Dottor Nardelli, lo sport soprattutto a livelli alti, comprende aspetti commerciali e ricerca di finanziamenti. Non c’è il rischio che il business prevalga sullo sport e lo sponsor sulla squadra?

«Solo in Italia c’è questo pregiudizio. Da New York a Londra sport e business stanno insieme e creano valore».

Mi può fare qualche esempio concreto?

«Le faccio l’esempio di Aquila Basket: per il 51% si occupa di pallacanestro e per il resto si impegna a utilizzare lo sport come veicolo, non come fine. Per noi creare valore significa contribuire a creare comunità migliori: più eque, più inclusive e più sostenibili. Vuol dire non destinare tutte le risorse (mentali ed economiche) della società al prodotto sportivo.
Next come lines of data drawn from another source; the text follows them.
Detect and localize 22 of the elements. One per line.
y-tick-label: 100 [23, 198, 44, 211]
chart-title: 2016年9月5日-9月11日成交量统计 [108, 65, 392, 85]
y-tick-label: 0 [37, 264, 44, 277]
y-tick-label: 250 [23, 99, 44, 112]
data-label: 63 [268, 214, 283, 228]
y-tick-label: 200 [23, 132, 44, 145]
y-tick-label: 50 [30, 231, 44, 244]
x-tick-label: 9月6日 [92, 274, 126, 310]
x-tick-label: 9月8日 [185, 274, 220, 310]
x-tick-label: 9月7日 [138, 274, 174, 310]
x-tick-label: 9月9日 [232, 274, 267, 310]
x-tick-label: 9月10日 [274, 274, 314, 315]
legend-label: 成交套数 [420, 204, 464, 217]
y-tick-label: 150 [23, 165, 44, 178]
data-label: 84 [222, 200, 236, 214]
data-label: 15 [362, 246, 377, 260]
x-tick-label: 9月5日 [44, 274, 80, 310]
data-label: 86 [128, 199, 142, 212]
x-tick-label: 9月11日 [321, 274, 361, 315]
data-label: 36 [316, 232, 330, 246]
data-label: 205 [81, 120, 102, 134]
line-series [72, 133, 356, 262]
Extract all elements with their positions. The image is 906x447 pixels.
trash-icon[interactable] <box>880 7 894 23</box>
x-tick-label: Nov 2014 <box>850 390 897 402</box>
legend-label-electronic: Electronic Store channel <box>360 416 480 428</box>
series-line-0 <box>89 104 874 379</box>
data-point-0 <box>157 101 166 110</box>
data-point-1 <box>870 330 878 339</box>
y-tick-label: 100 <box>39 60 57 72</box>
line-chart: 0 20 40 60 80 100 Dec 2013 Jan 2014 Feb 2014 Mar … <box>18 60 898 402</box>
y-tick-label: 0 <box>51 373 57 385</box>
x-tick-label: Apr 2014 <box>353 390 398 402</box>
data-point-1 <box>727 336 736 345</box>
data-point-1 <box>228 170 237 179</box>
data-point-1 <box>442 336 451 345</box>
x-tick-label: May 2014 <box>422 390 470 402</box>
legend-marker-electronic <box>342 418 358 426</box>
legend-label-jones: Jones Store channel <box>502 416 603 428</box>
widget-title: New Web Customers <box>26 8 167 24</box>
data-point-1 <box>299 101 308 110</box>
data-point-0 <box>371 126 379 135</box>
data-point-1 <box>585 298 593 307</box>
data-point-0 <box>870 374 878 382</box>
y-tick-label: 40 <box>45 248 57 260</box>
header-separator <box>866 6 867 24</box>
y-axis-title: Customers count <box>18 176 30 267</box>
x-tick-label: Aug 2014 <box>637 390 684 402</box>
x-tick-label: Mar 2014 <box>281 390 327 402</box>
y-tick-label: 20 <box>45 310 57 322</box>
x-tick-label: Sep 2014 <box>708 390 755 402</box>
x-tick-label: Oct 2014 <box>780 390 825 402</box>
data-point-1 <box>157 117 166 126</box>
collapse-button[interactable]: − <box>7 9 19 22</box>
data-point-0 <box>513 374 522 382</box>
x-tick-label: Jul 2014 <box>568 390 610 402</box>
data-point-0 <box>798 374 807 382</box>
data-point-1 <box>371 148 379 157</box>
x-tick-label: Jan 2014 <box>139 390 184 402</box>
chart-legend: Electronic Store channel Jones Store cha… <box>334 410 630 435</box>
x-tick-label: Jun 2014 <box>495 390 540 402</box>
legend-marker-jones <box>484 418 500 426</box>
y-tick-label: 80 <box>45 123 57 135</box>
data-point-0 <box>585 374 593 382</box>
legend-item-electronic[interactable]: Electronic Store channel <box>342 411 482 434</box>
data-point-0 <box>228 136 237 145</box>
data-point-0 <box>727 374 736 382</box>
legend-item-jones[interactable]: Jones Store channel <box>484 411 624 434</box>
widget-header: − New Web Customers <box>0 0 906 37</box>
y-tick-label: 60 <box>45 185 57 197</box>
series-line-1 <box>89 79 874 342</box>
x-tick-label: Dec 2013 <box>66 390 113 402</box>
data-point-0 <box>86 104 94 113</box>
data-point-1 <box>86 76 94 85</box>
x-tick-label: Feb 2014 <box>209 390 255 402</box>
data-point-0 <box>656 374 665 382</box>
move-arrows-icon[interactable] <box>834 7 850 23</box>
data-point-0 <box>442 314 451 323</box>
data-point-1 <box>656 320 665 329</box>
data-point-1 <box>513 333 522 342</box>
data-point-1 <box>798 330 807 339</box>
Significa sviluppare progetti attraverso il laboratorio sociale di Aquila Basket, collaborare con persone con fragilità, aiutare le famiglie nella gestione dei figli nei periodi di vacanza da scuola. Una volta erano gli oratori a farlo. Inoltre ci prendiamo cura del territorio con iniziative di sensibilizzazione sui temi ambientali attraverso i progetti di Aquila Basket Earth Day».

Diventa allora anche un discorso di responsabilità nel rispetto di chi viene dopo di noi?

«L’assunzione di responsabilità è un passaggio imprescindibile. Sia a livello personale che collettivo. Si deve andare oltre gli obiettivi di breve periodo. Ancora oggi rischia di risultare bravo solo chi vince, chi fa più utile. Ma se non si cura delle ricadute interne ed esterne all’azienda, cosa viene restituito alla comunità, al territorio, alla natura, al mondo, alle generazioni che verranno? Se vogliamo creare valore, l’utile, o la vittoria, non possono essere gli unici parametri a determinare il nostro futuro. Non possiamo più permetterci un mondo così. Fino a oggi non abbiamo fatto abbastanza. È necessario un cambio di paradigma».

Perché a distanza di tanto tempo ricorda ancora quando, da studente del liceo scientifico Leonardo da Vinci di Trento, decise di frequentare il quarto anno di scuola alla Sterling High School of Stratford nel New Jersey?

«Perché l’anno all’estero è stato un periodo di grande cambiamento personale e di formazione del mio carattere. L’esperienza americana è stata un momento di sofferenza intesa come difficoltà. Nel 2001 essere lontani da casa, voleva dire esserlo davvero. Fuori dalla zona di comfort. Senza possibilità di comunicare. Per la prima volta, io che sono un animale sociale, ho sperimentato la solitudine».

E l’esperienza universitaria poi quanto ha contribuito alla sua crescita?

«All’Università di Trento e nei cinque mesi di Erasmus all’International Business School of Budapest per la prima volta ho capito quanto le diversità culturali siano entusiasmanti e arricchenti. Era il 2005 e al tempo Trento e il Trentino non erano internazionali come lo sono oggi. Per me vivere con persone di tutto il mondo è stato straordinario. Ti contamina e ti fa crescere. Ti rende migliore. L’Università inoltre mi ha dato strumenti e un metodo di lavoro, mi ha insegnato a gestire lo stress in occasione degli esami e a rapportarmi con le altre persone».

Quando ha incontrato Aquila Basket?

«Ero al primo anno di università. Un mio compagno di studi mi ha invitato a vedere una partita e da lì è cominciato tutto. La mia gavetta è iniziata per passione. Come volontario andavo ad appendere cartelloni pubblicitari, attaccare adesivi, allestire campi. Mi sono occupato in pratica di ogni aspetto, tranne che della pallacanestro giocata. Questo periodo mi ha permesso di viaggiare, incontrare persone tra le più diverse, imparare e curiosare. È così che ho scoperto cosa significa essere consistenti».

E cosa vuol dire?

«Essere consistenti significa mantenere un certo livello di performance nel tempo. Non si nasce consistenti. Si diventa consistenti. Lavorando, studiando, curiosando, confrontandosi, impegnandosi, fallendo, rialzandosi e continuando a lavorare. I San Antonio Spurs, una delle squadre Nba, ha un motto: “Pound the Rock” (Colpisci la pietra). La pietra prima o poi si romperà. Il merito non sarà solo dell’ultimo colpo, ma di tutti i colpi precedenti».